Python正则表达式解决方案

时间:2018-05-17 10:01:00

标签: python regex

我正在尝试使用 python代码实际日志集中提取必需字符串。但是如当前输出所示,我正在获取任何建议,我们非常感谢。提前谢谢!

实际记录集

[{'logStreamName': '2018/05/15/[$LATEST]e9c838560b4a43a8beab55c09b8cff61', 'timestamp': 1526397147847, 'message': 'START RequestId: 614b56e6-5852-11e8-a3d4-850c17ee5197 Version: $LATEST\n', 'ingestionTime': 1526397148010, 'eventId': '34039793865899822940373036294062893091972474685247389696'}, {'logStreamName': '2018/05/15/[$LATEST]e9c838560b4a43a8beab55c09b8cff61', 'timestamp': 1526397148227, 'message': "Ec2 Instances which are stopped:  Instance ID:  i-006690f105487930f Instance state:  {'Code': 80, 'Name': 'stopped'} Instance type:  t2.micro\n", 'ingestionTime': 1526397148215, 'eventId': '34039793874374106115814673088093836532895101688702042112'}]

Python代码:

regex1 = r"Ec2 Instances.*micro"
Strres = str(logset) # Logset is a list which has logs
matches1 = re.findall(regex1,str(Strres))
print(matches1)

必填字符串

"Ec2 Instances which are stopped:  Instance ID:  i-006690f105487930f Instance state:  {'Code': 80, 'Name': 'stopped'} Instance type:  t2.micro" 

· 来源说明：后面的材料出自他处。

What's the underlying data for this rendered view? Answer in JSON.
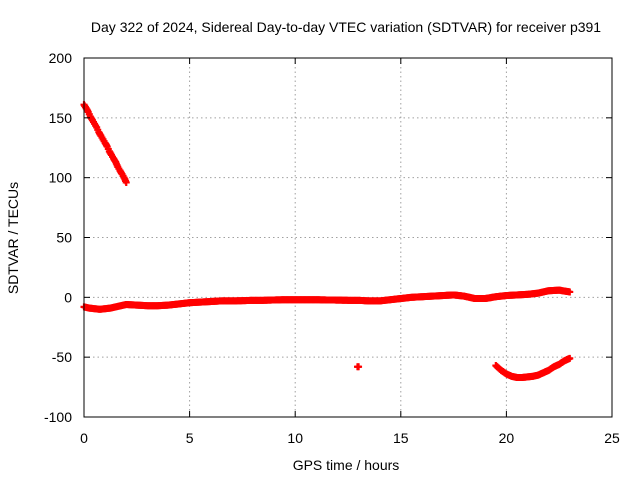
{
  "chart_data": {
    "type": "scatter",
    "title": "Day 322 of 2024, Sidereal Day-to-day VTEC variation (SDTVAR) for receiver p391",
    "xlabel": "GPS time / hours",
    "ylabel": "SDTVAR / TECUs",
    "xlim": [
      0,
      25
    ],
    "ylim": [
      -100,
      200
    ],
    "xticks": [
      0,
      5,
      10,
      15,
      20,
      25
    ],
    "yticks": [
      -100,
      -50,
      0,
      50,
      100,
      150,
      200
    ],
    "xtick_labels": [
      "0",
      "5",
      "10",
      "15",
      "20",
      "25"
    ],
    "ytick_labels": [
      "-100",
      "-50",
      "0",
      "50",
      "100",
      "150",
      "200"
    ],
    "grid": true,
    "marker": "plus",
    "color": "#ff0000",
    "series": [
      {
        "name": "segment-early-descending",
        "x": [
          0.0,
          0.1,
          0.2,
          0.3,
          0.4,
          0.5,
          0.6,
          0.7,
          0.8,
          0.9,
          1.0,
          1.1,
          1.2,
          1.3,
          1.4,
          1.5,
          1.6,
          1.7,
          1.8,
          1.9,
          2.0
        ],
        "y": [
          161,
          158,
          155,
          151,
          148,
          145,
          142,
          138,
          135,
          132,
          129,
          126,
          122,
          119,
          116,
          113,
          109,
          106,
          103,
          100,
          96
        ]
      },
      {
        "name": "segment-main-near-zero",
        "x": [
          0.0,
          0.25,
          0.5,
          0.75,
          1.0,
          1.25,
          1.5,
          1.75,
          2.0,
          2.5,
          3.0,
          3.5,
          4.0,
          4.5,
          5.0,
          5.5,
          6.0,
          6.5,
          7.0,
          7.5,
          8.0,
          8.5,
          9.0,
          9.5,
          10.0,
          10.5,
          11.0,
          11.5,
          12.0,
          12.5,
          13.0,
          13.5,
          14.0,
          14.5,
          15.0,
          15.5,
          16.0,
          16.5,
          17.0,
          17.5,
          18.0,
          18.5,
          19.0,
          19.5,
          20.0,
          20.5,
          21.0,
          21.5,
          22.0,
          22.5,
          23.0
        ],
        "y": [
          -8,
          -9,
          -9.5,
          -10,
          -9.5,
          -9,
          -8,
          -7,
          -6,
          -6.5,
          -7,
          -7,
          -6.5,
          -5.5,
          -4.5,
          -4,
          -3.5,
          -3,
          -3,
          -2.8,
          -2.5,
          -2.5,
          -2.2,
          -2,
          -2,
          -2,
          -2,
          -2.2,
          -2.3,
          -2.5,
          -2.5,
          -3,
          -3,
          -2,
          -1,
          0,
          0.5,
          1,
          1.5,
          2,
          1,
          -1,
          -1,
          0.5,
          1.5,
          2,
          2.5,
          3.5,
          5.5,
          6,
          4.5
        ]
      },
      {
        "name": "segment-isolated",
        "x": [
          12.95,
          13.0
        ],
        "y": [
          -58,
          -58
        ]
      },
      {
        "name": "segment-late-dip",
        "x": [
          19.5,
          19.75,
          20.0,
          20.25,
          20.5,
          20.75,
          21.0,
          21.25,
          21.5,
          21.75,
          22.0,
          22.25,
          22.5,
          22.75,
          23.0
        ],
        "y": [
          -57,
          -61,
          -64,
          -66,
          -67,
          -67,
          -66.5,
          -66,
          -65,
          -63,
          -61,
          -58,
          -56,
          -53,
          -51
        ]
      }
    ]
  }
}
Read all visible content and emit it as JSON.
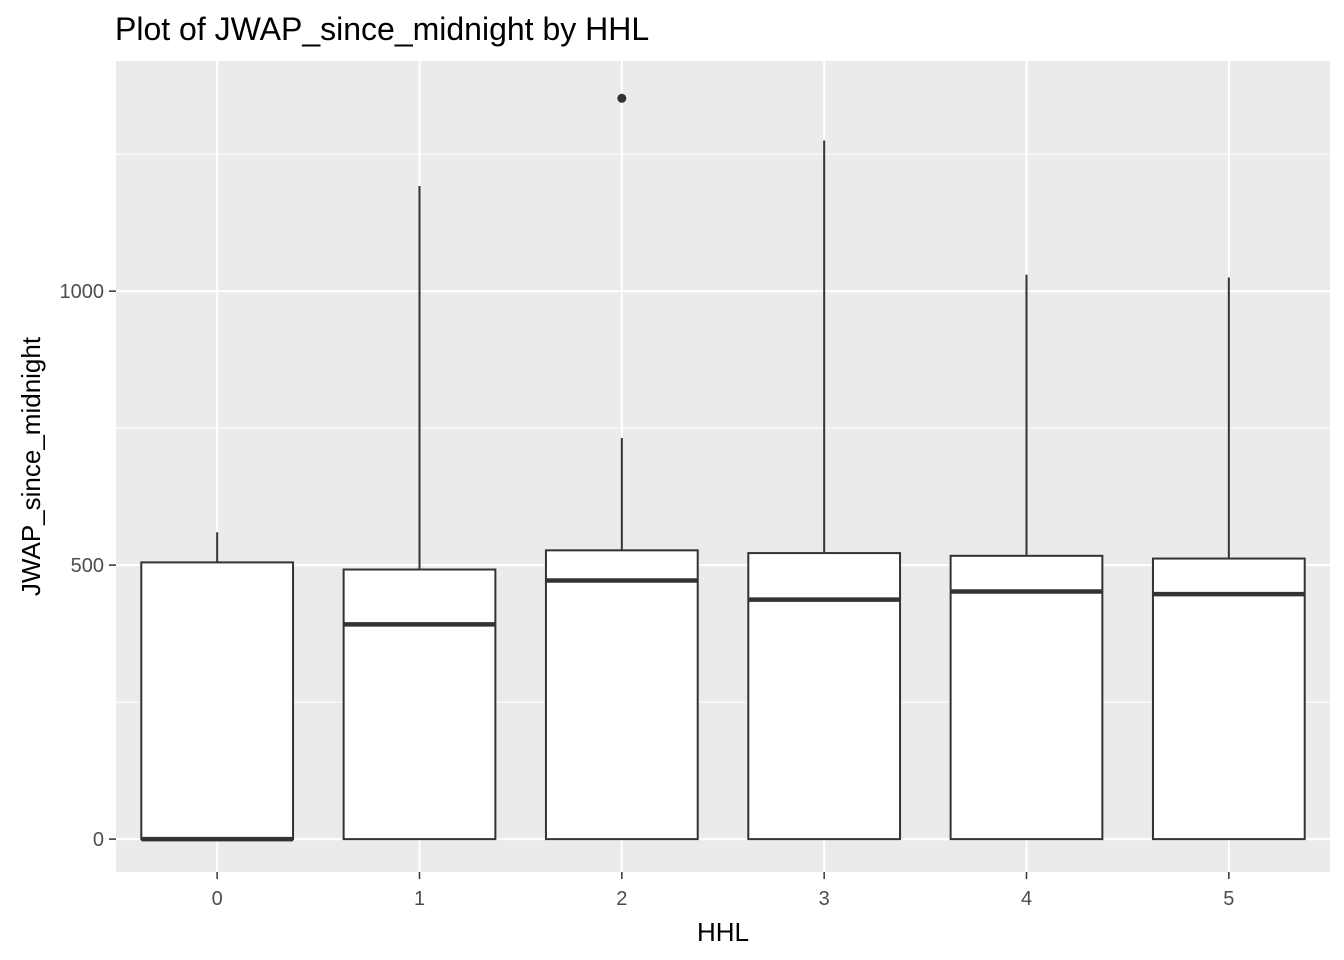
{
  "chart_data": {
    "type": "boxplot",
    "title": "Plot of JWAP_since_midnight by HHL",
    "xlabel": "HHL",
    "ylabel": "JWAP_since_midnight",
    "categories": [
      "0",
      "1",
      "2",
      "3",
      "4",
      "5"
    ],
    "ylim": [
      -60,
      1420
    ],
    "yticks": [
      0,
      500,
      1000
    ],
    "y_minor_ticks": [
      250,
      750,
      1250
    ],
    "grid": true,
    "colors": {
      "panel_bg": "#ebebeb",
      "grid": "#ffffff",
      "box_fill": "#ffffff",
      "box_stroke": "#333333",
      "outlier": "#333333"
    },
    "boxes": [
      {
        "x": "0",
        "min": 0,
        "q1": 0,
        "median": 0,
        "q3": 505,
        "max": 560,
        "outliers": []
      },
      {
        "x": "1",
        "min": 0,
        "q1": 0,
        "median": 392,
        "q3": 492,
        "max": 1192,
        "outliers": []
      },
      {
        "x": "2",
        "min": 0,
        "q1": 0,
        "median": 472,
        "q3": 527,
        "max": 732,
        "outliers": [
          1352
        ]
      },
      {
        "x": "3",
        "min": 0,
        "q1": 0,
        "median": 437,
        "q3": 522,
        "max": 1275,
        "outliers": []
      },
      {
        "x": "4",
        "min": 0,
        "q1": 0,
        "median": 452,
        "q3": 517,
        "max": 1030,
        "outliers": []
      },
      {
        "x": "5",
        "min": 0,
        "q1": 0,
        "median": 447,
        "q3": 512,
        "max": 1025,
        "outliers": []
      }
    ]
  }
}
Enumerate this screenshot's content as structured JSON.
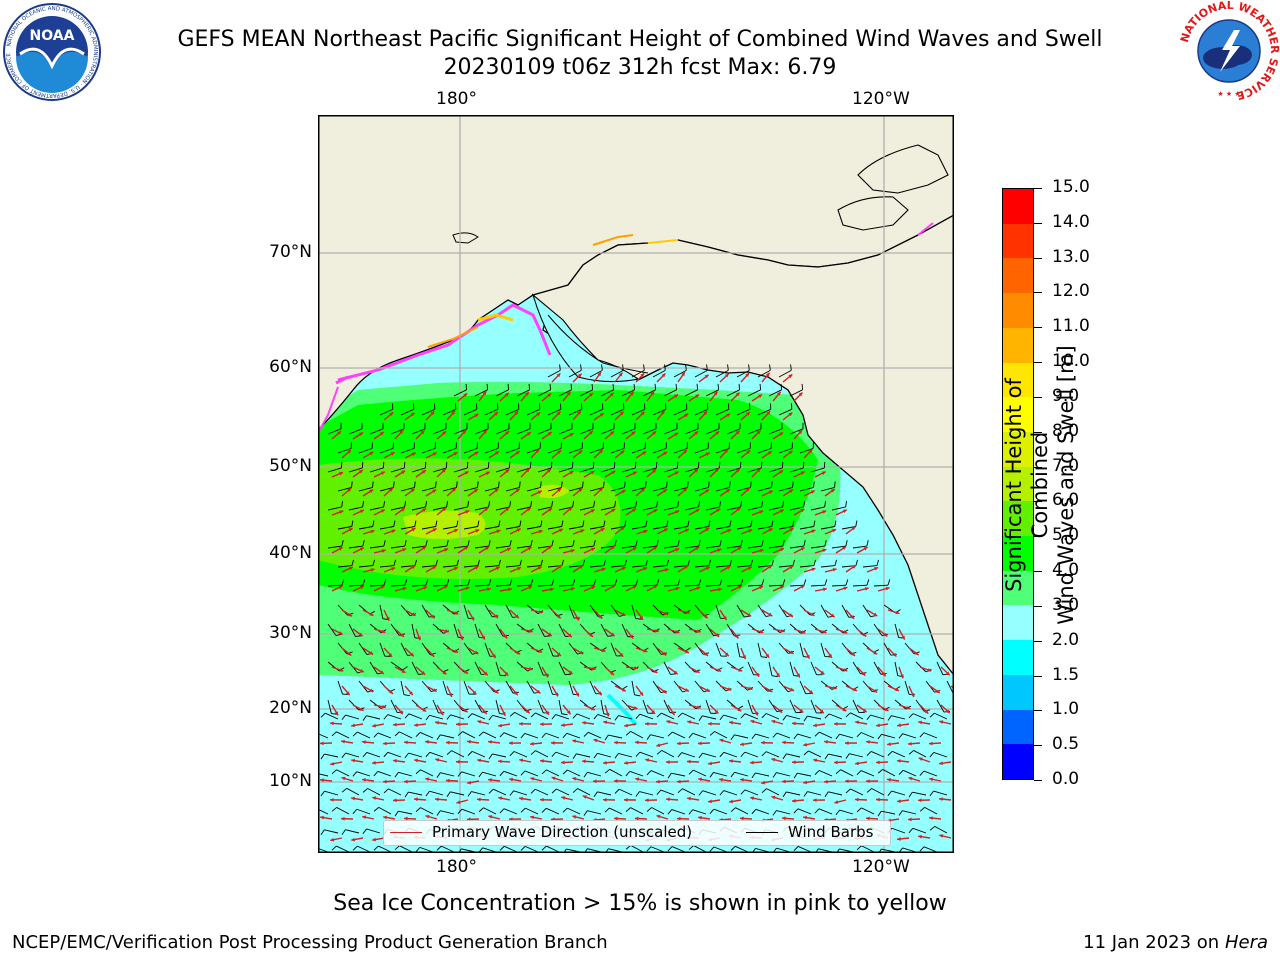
{
  "header": {
    "title_line1": "GEFS MEAN Northeast Pacific Significant Height of Combined Wind Waves and Swell",
    "title_line2": "20230109 t06z 312h fcst   Max: 6.79"
  },
  "logos": {
    "left": "NOAA",
    "left_ring": "NATIONAL OCEANIC AND ATMOSPHERIC ADMINISTRATION · U.S. DEPARTMENT OF COMMERCE",
    "right_ring": "NATIONAL WEATHER SERVICE"
  },
  "map": {
    "lon_labels_top": [
      "180°",
      "120°W"
    ],
    "lon_labels_bottom": [
      "180°",
      "120°W"
    ],
    "lat_labels": [
      "70°N",
      "60°N",
      "50°N",
      "40°N",
      "30°N",
      "20°N",
      "10°N"
    ]
  },
  "legend": {
    "wave_label": "Primary Wave Direction (unscaled)",
    "wind_label": "Wind Barbs",
    "wave_color": "#d62020",
    "wind_color": "#000000"
  },
  "colorbar": {
    "title": "Significant Height of Combined Wind Waves and Swell [m]",
    "title_line1": "Significant Height of Combined",
    "title_line2": "Wind Waves and Swell [m]",
    "tick_labels": [
      "0.0",
      "0.5",
      "1.0",
      "1.5",
      "2.0",
      "3.0",
      "4.0",
      "5.0",
      "6.0",
      "7.0",
      "8.0",
      "9.0",
      "10.0",
      "11.0",
      "12.0",
      "13.0",
      "14.0",
      "15.0"
    ],
    "colors": [
      "#0000ff",
      "#0064ff",
      "#00c8ff",
      "#00ffff",
      "#96ffff",
      "#50ff78",
      "#00ff00",
      "#60f000",
      "#b4f000",
      "#dcf000",
      "#ffff00",
      "#ffe600",
      "#ffb400",
      "#ff8c00",
      "#ff6400",
      "#ff3200",
      "#ff0000"
    ]
  },
  "footer": {
    "subtitle": "Sea Ice Concentration > 15% is shown in pink to yellow",
    "left": "NCEP/EMC/Verification Post Processing Product Generation Branch",
    "date": "11 Jan 2023 on ",
    "host": "Hera"
  }
}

当我执行上面的代码时,我得到以下输出,不确定为什么在执行正则表达式操作后包含这么多斜杠。

当前输出

['Ec2 Instances which are stopped:  Instance ID:  i-0ab4e087422860879 Instance state:  {\'Code\': 80, \'Name\': \'stopped\'} Instance type:  t2.micro\
", "Ec2 Instances which are stopped:  Instance ID:  i-03849720b1537c31c Instance state:  {\'Code\': 80, \'Name\': \'stopped\'} Instance type:  t2.micro\
", "Ec2 Instances which are running:  Instance ID:  i-006690f105487930f Instance state:  {\'Code\': 16, \'Name\': \'running\'} Instance type:  t2.micro\
", \'END RequestId: 7fcacec8-59aa-11e8-9ce2-fbf81c0889df\
\', \'REPORT RequestId: 7fcacec8-59aa-11e8-9ce2-fbf81c0889df\\tDuration: 717.44 ms\\tBilled Duration: 800 ms \\tMemory Size: 128 MB\\tMax Memory Used: 39 MB\\t\
\', \'START RequestId: 27dc0e69-59ac-11e8-805d-7134bbe0f1d1 Version: $LATEST\
\', "Ec2 Instances which are stopped:  Instance ID:  i-006690f105487930f Instance state:  {\'Code\': 80, \'Name\': \'stopped\'} Instance type:  t2.micro\
", "Ec2 Instances which are stopped:  Instance ID:  i-0ab4e087422860879 Instance state:  {\'Code\': 80, \'Name\': \'stopped\'} Instance type:  t2.micro\
", "Ec2 Instances which are stopped:  Instance ID:  i-03849720b1537c31c Instance state:  {\'Code\': 80, \'Name\': \'stopped\'} Instance type:  t2.micro']

1 个答案:

答案 0 :(得分:1)

根据@zwer的建议,您可以将日志集视为dict列表:

import re
logset = [{'logStreamName': '2018/05/15/[$LATEST]e9c838560b4a43a8beab55c09b8cff61', 'timestamp': 1526397147847, 'message': 'START RequestId: 614b56e6-5852-11e8-a3d4-850c17ee5197 Version: $LATEST\n', 'ingestionTime': 1526397148010, 'eventId': '34039793865899822940373036294062893091972474685247389696'}, {'logStreamName': '2018/05/15/[$LATEST]e9c838560b4a43a8beab55c09b8cff61', 'timestamp': 1526397148227, 'message': "Ec2 Instances which are stopped:  Instance ID:  i-006690f105487930f Instance state:  {'Code': 80, 'Name': 'stopped'} Instance type:  t2.micro\n", 'ingestionTime': 1526397148215, 'eventId': '34039793874374106115814673088093836532895101688702042112'}]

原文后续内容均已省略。